Q: But can’t the schools address those issues?
A: Well, sure, but adcoms are limited both legally, and probably temperamentally, and institutionally, to take a wide view of things. For instance, the GMAT range is 560-800, the age-range is 21 to 36, etc. But applicants want to know who gets in with a 560 GMAT, and how many students are over 32, and how many students get in Round 3.
Q: Who does get in with a 560 GMAT?
A: Ha, ha, I thought you could tell me.
Q: Name some things consultants have pointed out to the blogosphere?
A: That 3rd Round is really, really hard at Wharton and Stanford, and probably a bit harder at HBS; that most folks over 32 or so, who are not military, are going to have a hard time getting in to Harvard or Stanford; that Harvard is not as fond of IIT graduates from India as Wharton is; that Harvard’s recent claim that grade non-disclosure was implemented to insulate its January cohort (of beloved memory) who were, in fact, different in terms of background, etc. was a major 180 from what it was telling the January cohort at the time; that interviews at Stanford usually have zilch impact on your admit decision, while bad interviews at HBS are usually a prelude to a ding or WL.
Q: How many HBS students use consultants?
A: Well, the Harbus’ survey said 10 percent, and my own guess is probably as many students use consultants as HBS faculty and staff use admissions consultants for their own children – in one form or another, including sending them to schools that hire consultants.
Q: And?
A: And, that is probably higher than 10 percent.
Q: What do you think HBS adcoms are looking for?

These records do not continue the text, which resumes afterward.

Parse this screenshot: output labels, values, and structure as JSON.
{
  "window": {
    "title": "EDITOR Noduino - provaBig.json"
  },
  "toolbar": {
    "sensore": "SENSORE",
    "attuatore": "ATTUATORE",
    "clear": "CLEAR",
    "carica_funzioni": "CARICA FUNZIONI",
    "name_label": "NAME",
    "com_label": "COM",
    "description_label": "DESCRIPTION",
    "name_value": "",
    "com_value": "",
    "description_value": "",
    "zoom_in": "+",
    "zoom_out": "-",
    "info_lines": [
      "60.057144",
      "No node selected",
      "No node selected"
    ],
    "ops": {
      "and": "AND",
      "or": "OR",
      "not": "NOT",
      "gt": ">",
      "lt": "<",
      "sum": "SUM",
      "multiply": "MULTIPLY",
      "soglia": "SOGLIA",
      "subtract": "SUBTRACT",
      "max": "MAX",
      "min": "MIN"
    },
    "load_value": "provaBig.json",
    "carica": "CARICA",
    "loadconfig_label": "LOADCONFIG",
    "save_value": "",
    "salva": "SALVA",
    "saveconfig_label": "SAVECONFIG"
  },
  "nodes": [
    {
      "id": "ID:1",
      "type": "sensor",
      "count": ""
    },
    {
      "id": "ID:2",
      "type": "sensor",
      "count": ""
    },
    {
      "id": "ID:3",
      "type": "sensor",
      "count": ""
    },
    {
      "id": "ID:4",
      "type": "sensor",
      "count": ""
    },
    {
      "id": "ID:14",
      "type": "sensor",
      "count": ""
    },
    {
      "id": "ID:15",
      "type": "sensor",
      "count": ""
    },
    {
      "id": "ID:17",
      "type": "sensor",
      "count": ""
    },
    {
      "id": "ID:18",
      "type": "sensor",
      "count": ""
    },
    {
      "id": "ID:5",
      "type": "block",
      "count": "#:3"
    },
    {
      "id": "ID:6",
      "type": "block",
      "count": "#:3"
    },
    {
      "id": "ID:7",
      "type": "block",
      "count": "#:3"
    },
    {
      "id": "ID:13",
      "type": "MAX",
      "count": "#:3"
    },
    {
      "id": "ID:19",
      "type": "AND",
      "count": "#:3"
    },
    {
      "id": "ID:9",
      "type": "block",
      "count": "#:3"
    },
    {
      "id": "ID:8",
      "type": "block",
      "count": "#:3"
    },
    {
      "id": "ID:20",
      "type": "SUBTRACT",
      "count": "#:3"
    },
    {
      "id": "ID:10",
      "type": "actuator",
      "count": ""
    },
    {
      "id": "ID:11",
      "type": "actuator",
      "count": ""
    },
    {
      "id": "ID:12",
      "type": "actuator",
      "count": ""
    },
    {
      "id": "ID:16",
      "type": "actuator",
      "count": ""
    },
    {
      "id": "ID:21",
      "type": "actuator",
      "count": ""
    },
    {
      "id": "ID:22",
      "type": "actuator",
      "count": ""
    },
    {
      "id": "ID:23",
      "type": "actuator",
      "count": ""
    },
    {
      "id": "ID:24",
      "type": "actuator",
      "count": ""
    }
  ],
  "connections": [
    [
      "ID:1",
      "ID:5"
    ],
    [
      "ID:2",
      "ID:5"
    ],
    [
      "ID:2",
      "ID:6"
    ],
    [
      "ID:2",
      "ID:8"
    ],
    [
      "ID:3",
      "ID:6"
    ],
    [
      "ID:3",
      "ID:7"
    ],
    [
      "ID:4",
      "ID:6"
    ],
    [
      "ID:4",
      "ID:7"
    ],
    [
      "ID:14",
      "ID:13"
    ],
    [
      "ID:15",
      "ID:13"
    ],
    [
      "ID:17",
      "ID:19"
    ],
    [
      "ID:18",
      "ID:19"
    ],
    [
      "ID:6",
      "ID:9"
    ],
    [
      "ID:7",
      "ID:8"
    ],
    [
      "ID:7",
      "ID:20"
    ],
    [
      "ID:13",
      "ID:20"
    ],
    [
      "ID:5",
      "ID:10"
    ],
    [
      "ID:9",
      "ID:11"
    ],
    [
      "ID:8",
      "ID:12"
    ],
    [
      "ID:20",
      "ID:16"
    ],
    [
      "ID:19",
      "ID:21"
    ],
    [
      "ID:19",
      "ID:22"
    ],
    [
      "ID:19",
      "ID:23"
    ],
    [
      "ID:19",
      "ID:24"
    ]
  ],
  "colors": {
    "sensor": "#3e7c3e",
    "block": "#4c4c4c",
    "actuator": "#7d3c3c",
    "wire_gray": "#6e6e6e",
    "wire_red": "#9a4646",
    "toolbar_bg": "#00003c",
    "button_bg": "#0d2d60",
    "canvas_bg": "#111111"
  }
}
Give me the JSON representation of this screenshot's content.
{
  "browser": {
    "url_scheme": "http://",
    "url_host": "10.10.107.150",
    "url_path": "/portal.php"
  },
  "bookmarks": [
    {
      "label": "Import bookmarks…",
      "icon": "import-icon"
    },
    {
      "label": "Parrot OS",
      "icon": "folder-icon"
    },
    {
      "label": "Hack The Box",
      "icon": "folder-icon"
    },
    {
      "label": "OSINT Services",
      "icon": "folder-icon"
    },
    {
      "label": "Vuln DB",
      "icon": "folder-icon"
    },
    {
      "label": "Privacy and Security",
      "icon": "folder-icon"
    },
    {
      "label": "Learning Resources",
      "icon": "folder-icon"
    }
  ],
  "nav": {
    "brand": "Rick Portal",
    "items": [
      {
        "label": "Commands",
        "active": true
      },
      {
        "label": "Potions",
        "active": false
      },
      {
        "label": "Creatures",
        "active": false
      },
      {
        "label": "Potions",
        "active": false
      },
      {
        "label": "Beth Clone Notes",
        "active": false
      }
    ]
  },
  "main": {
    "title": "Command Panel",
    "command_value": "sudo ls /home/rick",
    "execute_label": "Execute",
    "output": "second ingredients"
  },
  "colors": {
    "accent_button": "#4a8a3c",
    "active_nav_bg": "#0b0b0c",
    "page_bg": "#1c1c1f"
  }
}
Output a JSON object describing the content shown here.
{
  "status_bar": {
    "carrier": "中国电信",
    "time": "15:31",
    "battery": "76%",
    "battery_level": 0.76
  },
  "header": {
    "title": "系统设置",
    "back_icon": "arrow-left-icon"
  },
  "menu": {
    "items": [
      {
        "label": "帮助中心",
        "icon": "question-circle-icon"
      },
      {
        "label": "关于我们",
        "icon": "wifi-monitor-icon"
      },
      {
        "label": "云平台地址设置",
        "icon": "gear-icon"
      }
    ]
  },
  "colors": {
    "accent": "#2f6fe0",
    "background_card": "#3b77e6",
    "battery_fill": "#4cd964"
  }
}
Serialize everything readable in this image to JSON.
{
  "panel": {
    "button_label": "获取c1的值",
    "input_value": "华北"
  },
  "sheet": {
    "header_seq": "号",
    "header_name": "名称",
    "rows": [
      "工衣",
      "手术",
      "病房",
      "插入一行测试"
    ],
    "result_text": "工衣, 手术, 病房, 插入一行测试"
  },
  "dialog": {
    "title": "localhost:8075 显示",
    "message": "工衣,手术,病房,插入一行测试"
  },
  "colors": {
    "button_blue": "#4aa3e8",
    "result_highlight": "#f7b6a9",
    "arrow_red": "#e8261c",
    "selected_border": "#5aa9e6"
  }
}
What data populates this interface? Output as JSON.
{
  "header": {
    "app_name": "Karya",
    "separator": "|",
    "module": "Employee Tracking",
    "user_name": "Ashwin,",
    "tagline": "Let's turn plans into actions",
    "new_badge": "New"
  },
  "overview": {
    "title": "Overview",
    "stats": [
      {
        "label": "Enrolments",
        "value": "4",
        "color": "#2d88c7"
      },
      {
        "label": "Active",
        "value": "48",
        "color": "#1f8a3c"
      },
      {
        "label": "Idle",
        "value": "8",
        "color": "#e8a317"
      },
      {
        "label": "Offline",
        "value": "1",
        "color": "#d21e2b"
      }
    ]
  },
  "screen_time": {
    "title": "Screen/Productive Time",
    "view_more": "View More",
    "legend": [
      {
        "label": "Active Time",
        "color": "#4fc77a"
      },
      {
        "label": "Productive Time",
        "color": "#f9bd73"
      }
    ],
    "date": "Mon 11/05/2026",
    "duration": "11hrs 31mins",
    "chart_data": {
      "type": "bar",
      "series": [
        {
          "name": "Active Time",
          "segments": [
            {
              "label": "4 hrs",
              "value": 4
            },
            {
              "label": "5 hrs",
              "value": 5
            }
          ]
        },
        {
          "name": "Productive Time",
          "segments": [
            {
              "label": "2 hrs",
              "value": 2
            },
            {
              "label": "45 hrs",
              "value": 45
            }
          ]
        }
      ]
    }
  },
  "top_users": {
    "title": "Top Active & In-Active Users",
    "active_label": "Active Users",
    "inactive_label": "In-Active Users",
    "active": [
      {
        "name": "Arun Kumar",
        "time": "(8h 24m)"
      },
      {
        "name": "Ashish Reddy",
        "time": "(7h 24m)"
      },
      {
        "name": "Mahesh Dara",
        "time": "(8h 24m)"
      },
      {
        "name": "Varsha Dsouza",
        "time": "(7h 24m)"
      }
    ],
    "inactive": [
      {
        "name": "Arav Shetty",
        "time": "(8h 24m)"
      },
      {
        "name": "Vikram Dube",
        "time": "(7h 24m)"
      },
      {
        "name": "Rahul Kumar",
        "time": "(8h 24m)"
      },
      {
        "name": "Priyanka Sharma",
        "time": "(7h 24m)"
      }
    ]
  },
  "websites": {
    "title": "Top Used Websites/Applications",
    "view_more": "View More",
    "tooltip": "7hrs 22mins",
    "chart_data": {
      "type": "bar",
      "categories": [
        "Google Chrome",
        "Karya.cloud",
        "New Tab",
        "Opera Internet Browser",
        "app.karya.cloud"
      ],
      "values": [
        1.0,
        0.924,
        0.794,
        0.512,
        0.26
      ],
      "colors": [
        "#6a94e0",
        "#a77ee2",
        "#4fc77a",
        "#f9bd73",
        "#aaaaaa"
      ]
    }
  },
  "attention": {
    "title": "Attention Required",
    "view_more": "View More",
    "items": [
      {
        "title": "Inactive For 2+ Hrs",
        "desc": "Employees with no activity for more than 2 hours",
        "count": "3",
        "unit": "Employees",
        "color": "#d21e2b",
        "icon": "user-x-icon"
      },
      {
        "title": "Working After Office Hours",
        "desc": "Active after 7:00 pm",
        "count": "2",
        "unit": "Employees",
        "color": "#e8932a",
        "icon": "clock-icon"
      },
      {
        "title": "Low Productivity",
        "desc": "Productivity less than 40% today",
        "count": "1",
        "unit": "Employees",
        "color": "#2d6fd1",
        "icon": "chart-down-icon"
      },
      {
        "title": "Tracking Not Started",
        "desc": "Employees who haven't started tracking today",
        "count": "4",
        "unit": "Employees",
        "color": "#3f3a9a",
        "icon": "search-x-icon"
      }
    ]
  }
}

A: It’s no secret.undergraduate GPA counts more than they let on, as a gross metric. Although, like I said, they are willing to blink, in lots of individual cases, to their credit. If you don’t come from the most popular 50 feeder companies or organizations, you need to pop some other part of the application, like extras, or stats. If you are a regular Joe or Jane from Ivy/near Ivy/ banking/ consulting, it gets real, real hard separating the last 75 applicants on the train from the next 100 on the curb. I don’t envy the adcom making those calls. Every year, I run across 20 or so people who get dinged at HBS who seem just great to me, but I’d have a hard time kicking out 20 members of the class to make room for them.
Q: You said you convince about 100 applicants a year not to apply to HBS? What makes you so sure?
A: Because I try to convince 200, and of the 100 who apply anyway, none get in.
Q: Because?
A: Too old, too ordinary, no stardust, nothing driving them in, disfavored cohort (IT) to boot, deluded (owns auto detailing shop, sells residential real estate, web designer). OK, the adcoms are going to come up with one of each of those (laughing). I’m sticking with the program, I don’t mean someone who once sold residential real estate, I mean that is the current job-not that there is anything wrong with that, as Seinfeld says.
Q: If you were on the adcom, what would you do about consultants, and what changes would you make in the application process?
A: Nothing and nothing. I love the HBS process, and not because it is good for me, it isn’t. I’d do better if essay execution counted more, as it is, I tell lots of applicants not to bother hiring me, ‘You could make this application way better, but it ain’t going to make a difference, you deliver the package, and that is all that counts, the wrapping paper just has to have the right address.’
Q: So what do you love about it?
A: I think it is a very good corkscrew that gets out the cork, and the cork is mostly the stuff of your real experiences, and a slight aroma of reflection, hope, aspiration and potential.